"En el fondo del pozo parecía de noche, sin estrellas y sin fin." Me sumergí en la oscuridad espesa del infinito con un salto juguetón, un brinco como de cabrita que pasa por encima del alambrado burlando la vigilancia. La espaciosidad sin límites que se abría paso me llamaba como un universo de múltiples posibilidades.
Salté, y la caída se hizo tan larga que, en realidad, más que caer parecía que flotaba. Estaba como suspendida en el aire, un aire denso, casi con una textura gelatinosa. Aún así, algo avanzaba, sentía el vértigo en las venas y en la piel. Mi cara se empezó a deformar y me di cuenta al percibir que mis mejillas, que siempre habían sido más bien carnosas, se estiraban para arriba hasta la altura de mis ojos, los párpados se abrían, también, con las pestañas haciéndose cada vez más largas y las orejas, bueno, las orejas ya eran algo indescriptible.
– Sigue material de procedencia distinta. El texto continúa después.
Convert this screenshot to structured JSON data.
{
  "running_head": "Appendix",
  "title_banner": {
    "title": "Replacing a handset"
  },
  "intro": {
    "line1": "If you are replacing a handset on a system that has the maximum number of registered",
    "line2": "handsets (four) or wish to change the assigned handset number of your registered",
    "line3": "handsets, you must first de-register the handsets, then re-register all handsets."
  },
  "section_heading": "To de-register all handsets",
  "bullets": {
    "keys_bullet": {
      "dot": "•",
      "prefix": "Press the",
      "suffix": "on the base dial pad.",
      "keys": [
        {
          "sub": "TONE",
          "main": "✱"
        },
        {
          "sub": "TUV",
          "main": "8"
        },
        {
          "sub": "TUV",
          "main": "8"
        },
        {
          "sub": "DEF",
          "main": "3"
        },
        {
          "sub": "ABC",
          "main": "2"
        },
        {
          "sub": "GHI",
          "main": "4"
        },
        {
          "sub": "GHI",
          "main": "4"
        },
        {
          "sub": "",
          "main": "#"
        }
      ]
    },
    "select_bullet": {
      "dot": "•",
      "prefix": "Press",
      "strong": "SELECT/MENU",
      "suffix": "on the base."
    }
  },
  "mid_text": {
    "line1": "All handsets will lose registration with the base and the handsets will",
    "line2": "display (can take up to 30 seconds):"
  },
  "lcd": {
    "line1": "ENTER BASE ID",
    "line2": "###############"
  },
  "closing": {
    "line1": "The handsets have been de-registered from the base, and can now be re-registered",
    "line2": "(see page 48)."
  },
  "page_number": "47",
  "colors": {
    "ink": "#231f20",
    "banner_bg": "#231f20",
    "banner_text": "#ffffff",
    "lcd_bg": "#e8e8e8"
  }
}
Todo mi cuerpo se resistía a caer, generaba fricción con el gel que me mantenía suspendida en caída libre en un juego de fuerzas y equilibrio.
En algún momento empecé a sentir frío, la piel se estaba separando de la carne, luego la carne de los huesos, los huesos se desplegaron en segmentos por articulación, luego en células y partículas. Pero todo se dio de una manera muy natural, eh. ¿Miedo? no, miedo no tuve, se sintió como desnudarse. Se sintió como Libertad.
* El entrecomillado pertenece a la escritora Ines Garland.